The marriage to Ingrid crumbled when he moved south for another job and became involved with Donna, an actress in local rep and a million miles removed from the rather dim and narrow-minded Ingrid. The affair with Donna finishes when she moves away to Cornwall and has a child. The latter episodes of the series explore Vic’s continued search for his true soulmate, and the reappearance of Donna.
The challenge of change
You want Vic to find happiness, you really do. But instinctively you expect the flawed hero to grow and develop so that he earns it, so that a happy ending really is ‘the right true end’.
But Vic doesn’t change, and it isn’t just our present-day slowly evolving social norms which throw an unsavoury light on Vic’s behaviour.
Meeting Donna was his introduction to the idea of sexually liberated, independent women, but he struggles with this concept and never totally accepts it. At heart, he’s still the boy sniggering over pin-up mags. At a work do, he makes a ‘joke’ about rape. He flirts with his secretary in quite a creepy way — the constant touching, the arm round the shoulder, the gift of a silky jacket which she slips on for him.
He should know better, you think. If he wants a Donna, he should adjust his attitude to women. Donna was a challenge to him, a woman who had lovers and who had a baby without marrying the father and who didn’t buckle under with shame.
But even at the end, he can’t accept that Donna told her child she hadn’t wanted to marry his father, instead of pretending that the father hadn’t wanted to marry her. Vic really doesn’t get it.
Donna’s choices show her to be brave and independent. In 1973, well after the dawn of free love and mini-skirts, we see a television interviewer (Bill Grundy as himself) questioning Donna’s choice to become, as he puts it, a single-parent family.
Donna doesn’t seem to have struggled in material terms in spite of stepping back from her career to raise her child, and she and the youngster live in some comfort in her mother’s house in Chiswick in south-west London. So you wonder why she welcomes back into her life the man she once called provincial and small-minded, and who shows no sign of having changed? The nice suit, the thick hair, the beguiling smile and the easy manner with her son all help. But look at the number plate on Vic’s snazzy open-topped sports car. WNA. Run, Donna. Vic is never likely to be a New Man.
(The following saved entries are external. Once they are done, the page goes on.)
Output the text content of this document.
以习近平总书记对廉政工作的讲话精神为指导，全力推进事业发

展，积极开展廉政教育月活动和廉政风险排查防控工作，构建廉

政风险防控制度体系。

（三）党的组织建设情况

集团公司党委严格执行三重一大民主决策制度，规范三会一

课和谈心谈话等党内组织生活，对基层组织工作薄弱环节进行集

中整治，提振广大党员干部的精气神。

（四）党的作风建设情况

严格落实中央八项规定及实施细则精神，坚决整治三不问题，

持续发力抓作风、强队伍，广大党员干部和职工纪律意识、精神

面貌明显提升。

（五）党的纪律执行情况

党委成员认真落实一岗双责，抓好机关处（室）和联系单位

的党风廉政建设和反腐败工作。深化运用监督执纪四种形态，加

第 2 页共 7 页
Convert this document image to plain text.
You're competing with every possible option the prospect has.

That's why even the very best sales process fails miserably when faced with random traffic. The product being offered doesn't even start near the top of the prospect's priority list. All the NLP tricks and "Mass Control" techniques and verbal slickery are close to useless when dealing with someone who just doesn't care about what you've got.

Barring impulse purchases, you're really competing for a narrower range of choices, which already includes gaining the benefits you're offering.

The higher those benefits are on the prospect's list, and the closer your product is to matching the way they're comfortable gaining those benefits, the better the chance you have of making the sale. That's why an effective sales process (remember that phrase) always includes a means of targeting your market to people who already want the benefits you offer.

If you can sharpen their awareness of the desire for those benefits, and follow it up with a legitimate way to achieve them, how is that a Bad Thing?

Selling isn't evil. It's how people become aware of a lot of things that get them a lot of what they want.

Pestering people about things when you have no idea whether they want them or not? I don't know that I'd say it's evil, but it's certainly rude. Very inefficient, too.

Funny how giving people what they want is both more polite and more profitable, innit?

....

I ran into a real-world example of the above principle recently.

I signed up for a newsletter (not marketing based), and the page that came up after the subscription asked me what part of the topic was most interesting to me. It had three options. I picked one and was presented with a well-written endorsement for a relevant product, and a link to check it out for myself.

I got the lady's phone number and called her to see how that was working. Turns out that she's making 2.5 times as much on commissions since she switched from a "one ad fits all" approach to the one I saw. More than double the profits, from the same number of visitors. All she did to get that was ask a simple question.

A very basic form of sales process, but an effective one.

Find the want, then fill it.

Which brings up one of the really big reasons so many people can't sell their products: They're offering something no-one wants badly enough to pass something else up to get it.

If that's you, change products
The series loses something of its oomph when the location shifts from Yorkshire. In the early episodes, the place was a character in its own right, and you could understand how profoundly it shaped and affected its inhabitants.
Vic leaves for a job in Essex, a locale which is presented as attractive enough, but somewhat bland and generic. His home and his workplace in the London scenes also lack specificity. However, it’s quite refreshing to experience London on screen without the glamourising shots aimed at a global market, and to see the area around Wyndham’s Theatre (when no one referred to ‘Theatreland’) populated by ordinary playgoers, residents and passers-by, who get a drink and a seat with ease at the pub round the corner.
When A Kind Of Loving was broadcast in 1982, it was kept off the top ratings slot by another Granada success, Coronation Street. Vic and Ingrid have a touch of Corrie’s Ken and Deirdre about them — the clever, cultured, educated man and the woman who’s presented as being his intellectual inferior.
At one point in Coronation Street much later, Ken takes up with an actress who is all that Deirdre isn’t, sophisticated, arty, well-read, living on a houseboat. He is about to go off with her and live in London, but chickens out at the last minute and stands on the riverbank watching her chug away, a latter-day Billy Liar on the railway platform in Bradford watching Julie Christie’s train pull out of the station.
At least Vic has courage. He has the moral courage to stay with Ingrid initially, and the moral courage to leave her. He has the capacity to be the kind of man he wants to be. Things may look different once the tan acquired from his Australian business trip fades, and he gets a different number plate, swaps that WNA for a LNA. He can learn, in time.